Había pensado mucho en él últimamente.
¿Por qué me engañaba?
Claramente si era por él.
¿Debía decirle?
¿Y si me lastimaba?
Quise ignorar su pregunta mirando hacia el frente, observando las distintas bebidas. Pero sentía su mirada en mí, estaba preocupado, yo lo preocupaba también. ¿Por qué no se lo decía y ya?
Debería decirle que sí, que ha sido por él.
— Claro que no, el trabajo… el trabajo me tiene muy cansada. —Y mentí sabiendo que él nunca sospechara.

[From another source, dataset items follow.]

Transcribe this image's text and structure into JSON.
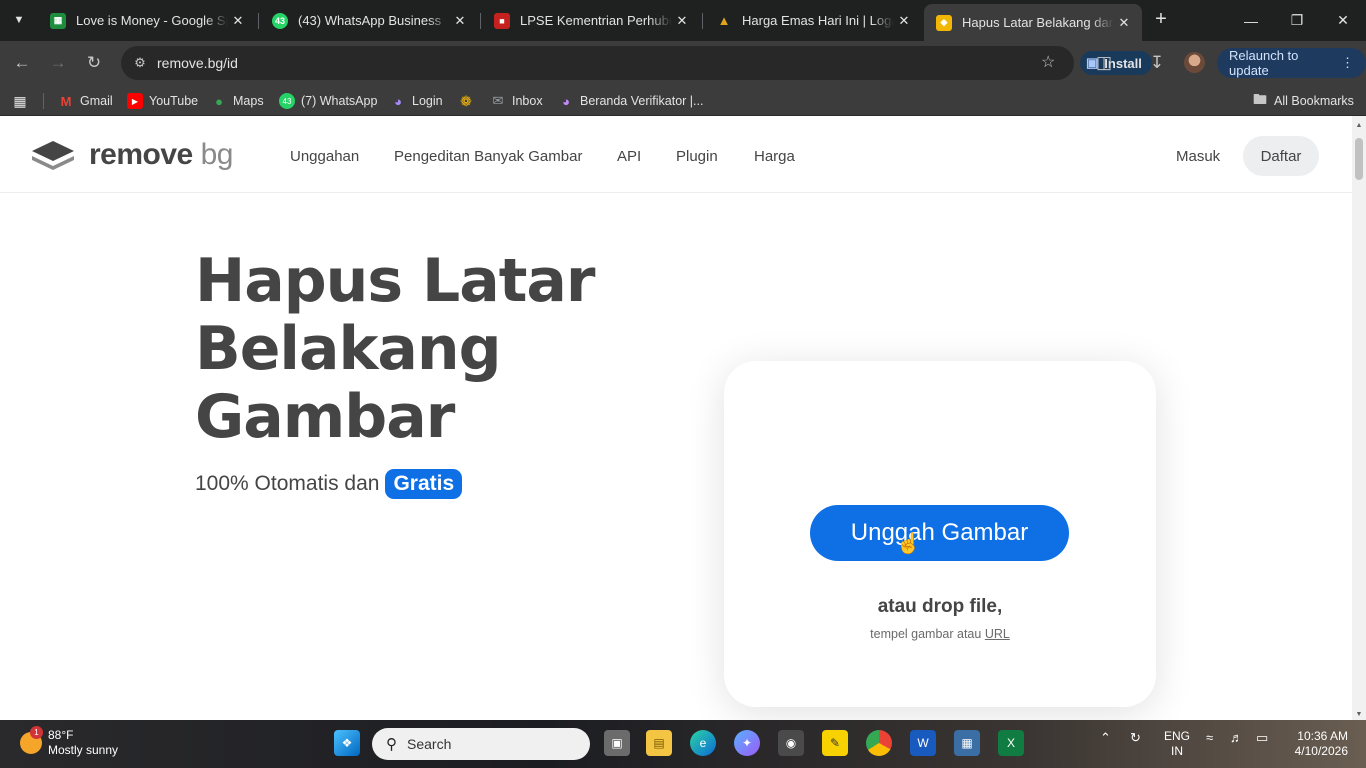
{
  "browser": {
    "tabs": [
      {
        "title": "Love is Money - Google Spre",
        "favicon": "sheets-icon",
        "color": "#1e8e3e"
      },
      {
        "title": "(43) WhatsApp Business",
        "favicon": "whatsapp-icon",
        "color": "#25d366",
        "badge": "43"
      },
      {
        "title": "LPSE Kementrian Perhubung",
        "favicon": "lpse-icon",
        "color": "#c5221f"
      },
      {
        "title": "Harga Emas Hari Ini | Logam",
        "favicon": "gold-icon",
        "color": "#e0a31a"
      },
      {
        "title": "Hapus Latar Belakang dari G",
        "favicon": "removebg-icon",
        "color": "#f2b705",
        "active": true
      }
    ],
    "url": "remove.bg/id",
    "install_label": "Install",
    "relaunch_label": "Relaunch to update",
    "bookmarks": [
      {
        "label": "Gmail",
        "icon": "gmail-icon"
      },
      {
        "label": "YouTube",
        "icon": "youtube-icon"
      },
      {
        "label": "Maps",
        "icon": "maps-icon"
      },
      {
        "label": "(7) WhatsApp",
        "icon": "whatsapp-icon",
        "badge": "43"
      },
      {
        "label": "Login",
        "icon": "globe-icon"
      },
      {
        "label": "",
        "icon": "photos-icon"
      },
      {
        "label": "Inbox",
        "icon": "mail-icon"
      },
      {
        "label": "Beranda Verifikator |...",
        "icon": "globe-icon"
      }
    ],
    "all_bookmarks_label": "All Bookmarks"
  },
  "site": {
    "logo_main": "remove",
    "logo_accent": "bg",
    "nav": [
      "Unggahan",
      "Pengeditan Banyak Gambar",
      "API",
      "Plugin",
      "Harga"
    ],
    "login_label": "Masuk",
    "signup_label": "Daftar",
    "hero_title": "Hapus Latar Belakang Gambar",
    "hero_sub_prefix": "100% Otomatis dan",
    "hero_sub_badge": "Gratis",
    "upload_button": "Unggah Gambar",
    "drop_text": "atau drop file,",
    "paste_text": "tempel gambar atau",
    "paste_link": "URL",
    "brand_color": "#0f70e6"
  },
  "taskbar": {
    "weather_temp": "88°F",
    "weather_desc": "Mostly sunny",
    "weather_badge": "1",
    "search_placeholder": "Search",
    "lang_line1": "ENG",
    "lang_line2": "IN",
    "time": "10:36 AM",
    "date": "4/10/2026"
  }
}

— A mí me dicen siempre que nunca se mentir. Y creo que tú tampoco lo haces muy bien, es más, creo que tú eres de esas personas que no suelen mentir —Lo mire sorprendida.
¿Cómo se dio cuenta?
¿Cómo lo hacía?
Me abrumaba como se percataba de las cosas. Pero me ponía ¿feliz? De que alguien se dé cuenta como en verdad estoy.
Me sonrió cálidamente.
— Lo siento por hacerte sufrir. No era mi intención desaparecer así como así.

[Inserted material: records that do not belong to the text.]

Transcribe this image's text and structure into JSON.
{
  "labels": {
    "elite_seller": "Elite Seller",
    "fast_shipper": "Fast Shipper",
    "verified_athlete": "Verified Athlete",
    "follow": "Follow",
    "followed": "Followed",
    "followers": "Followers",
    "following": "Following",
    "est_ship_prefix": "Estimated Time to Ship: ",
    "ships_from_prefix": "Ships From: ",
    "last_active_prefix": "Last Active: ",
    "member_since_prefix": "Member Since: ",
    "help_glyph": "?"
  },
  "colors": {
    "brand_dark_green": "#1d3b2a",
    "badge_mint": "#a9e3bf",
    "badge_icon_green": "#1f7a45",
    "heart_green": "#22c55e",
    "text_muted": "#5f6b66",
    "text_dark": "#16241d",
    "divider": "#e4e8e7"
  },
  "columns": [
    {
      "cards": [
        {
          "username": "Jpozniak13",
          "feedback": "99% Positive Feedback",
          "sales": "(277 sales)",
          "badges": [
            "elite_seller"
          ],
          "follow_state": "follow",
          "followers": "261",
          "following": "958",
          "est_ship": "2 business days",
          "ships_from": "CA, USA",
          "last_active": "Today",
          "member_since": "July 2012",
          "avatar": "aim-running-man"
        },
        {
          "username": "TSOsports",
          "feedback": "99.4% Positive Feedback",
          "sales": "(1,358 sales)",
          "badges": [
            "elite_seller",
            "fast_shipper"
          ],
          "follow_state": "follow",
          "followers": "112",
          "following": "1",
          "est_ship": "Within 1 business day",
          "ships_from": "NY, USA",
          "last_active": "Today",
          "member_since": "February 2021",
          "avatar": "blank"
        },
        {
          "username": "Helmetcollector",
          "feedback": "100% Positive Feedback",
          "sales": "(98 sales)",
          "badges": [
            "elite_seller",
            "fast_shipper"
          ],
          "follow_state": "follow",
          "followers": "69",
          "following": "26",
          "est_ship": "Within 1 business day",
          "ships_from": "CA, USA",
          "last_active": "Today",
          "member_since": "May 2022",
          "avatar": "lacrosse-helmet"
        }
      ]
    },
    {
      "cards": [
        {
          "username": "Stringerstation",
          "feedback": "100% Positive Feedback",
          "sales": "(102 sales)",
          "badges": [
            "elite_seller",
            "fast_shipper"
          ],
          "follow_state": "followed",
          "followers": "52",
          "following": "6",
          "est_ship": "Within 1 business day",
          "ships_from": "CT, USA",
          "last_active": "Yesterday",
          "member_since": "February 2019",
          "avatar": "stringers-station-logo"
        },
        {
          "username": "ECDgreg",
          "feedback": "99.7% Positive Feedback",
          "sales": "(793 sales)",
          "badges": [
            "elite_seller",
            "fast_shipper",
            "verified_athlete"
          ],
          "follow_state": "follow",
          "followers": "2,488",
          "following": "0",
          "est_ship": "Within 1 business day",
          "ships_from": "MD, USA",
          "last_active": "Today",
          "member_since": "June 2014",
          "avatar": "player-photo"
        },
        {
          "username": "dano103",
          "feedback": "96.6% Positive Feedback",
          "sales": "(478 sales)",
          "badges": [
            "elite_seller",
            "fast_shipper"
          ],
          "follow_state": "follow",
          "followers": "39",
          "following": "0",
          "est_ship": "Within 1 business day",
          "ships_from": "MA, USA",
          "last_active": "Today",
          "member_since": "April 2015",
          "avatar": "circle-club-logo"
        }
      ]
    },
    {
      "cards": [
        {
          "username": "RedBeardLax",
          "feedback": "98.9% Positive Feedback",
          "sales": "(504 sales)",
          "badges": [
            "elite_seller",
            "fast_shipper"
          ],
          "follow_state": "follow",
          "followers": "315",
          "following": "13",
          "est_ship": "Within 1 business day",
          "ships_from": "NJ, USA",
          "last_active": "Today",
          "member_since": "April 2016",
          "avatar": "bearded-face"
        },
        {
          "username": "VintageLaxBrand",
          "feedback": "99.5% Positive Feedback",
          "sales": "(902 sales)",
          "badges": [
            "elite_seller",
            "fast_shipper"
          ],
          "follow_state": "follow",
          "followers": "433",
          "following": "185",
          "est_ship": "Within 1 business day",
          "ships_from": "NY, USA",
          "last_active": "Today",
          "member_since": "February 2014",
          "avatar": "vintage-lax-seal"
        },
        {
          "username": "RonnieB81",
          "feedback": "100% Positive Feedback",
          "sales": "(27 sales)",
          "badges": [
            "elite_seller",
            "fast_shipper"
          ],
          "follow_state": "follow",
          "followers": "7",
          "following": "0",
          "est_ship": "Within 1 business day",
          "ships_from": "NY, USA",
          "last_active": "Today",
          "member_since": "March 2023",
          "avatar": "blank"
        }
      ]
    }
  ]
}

— No tienes que disculparte, no debemos depender de alguien… —Le dije.
Si dependías de alguien era muy duro cuando esa persona se alejara, porque te deja sin armadura y te quedas completamente expuesta.
— Es mejor que me valla —Me levante de mi asiento. Él se sobresaltó e hizo lo mismo.
— ¿Por qué? —Preguntó.
— Es tarde. Estoy demasiada cansada —Mentí.
— Te acompaño. —Se ofreció.
— No gracias, no te molestes —Dije cortante.
— Erza…
Y me aleje de él.
¿Por qué lo hacía?
Él no me haría daño.
¿Por qué tenía miedo?
… Y la respuesta vino cuando no me quería alejar de él, porque estaba haciendo un esfuerzo en irme. Porque en sus brazos encontré calma, y eso me asustaba. Tenía miedo Gerard Fernandes, miedo de enamorarme de ti.
Sonreí mientras caminaba a pasos lentos a la salida. Me maldecía yo misma por irme así de pronto, así después de que mucho tiempo quería verlo, pero era lo mejor Gerard. Lo que no te dije cuando te conocí, es que yo estaba encantada de conocerte.
Y lo sigo estando.
Pero tenía miedo…
Miedo a que salgamos lastimaros ambos.
¿Les gusto?
Tenemos a una Erza con miedo a querer. Después eso pasara :3
Y bueno, quería hacer el reencuentro como en el anime cuando Erza conoció a Gerard por primera vez, con todos los de la Torre del Cielo.
Gracias por sus reviews(: Según yo se los conteste, pero no entiendo FF D: xD!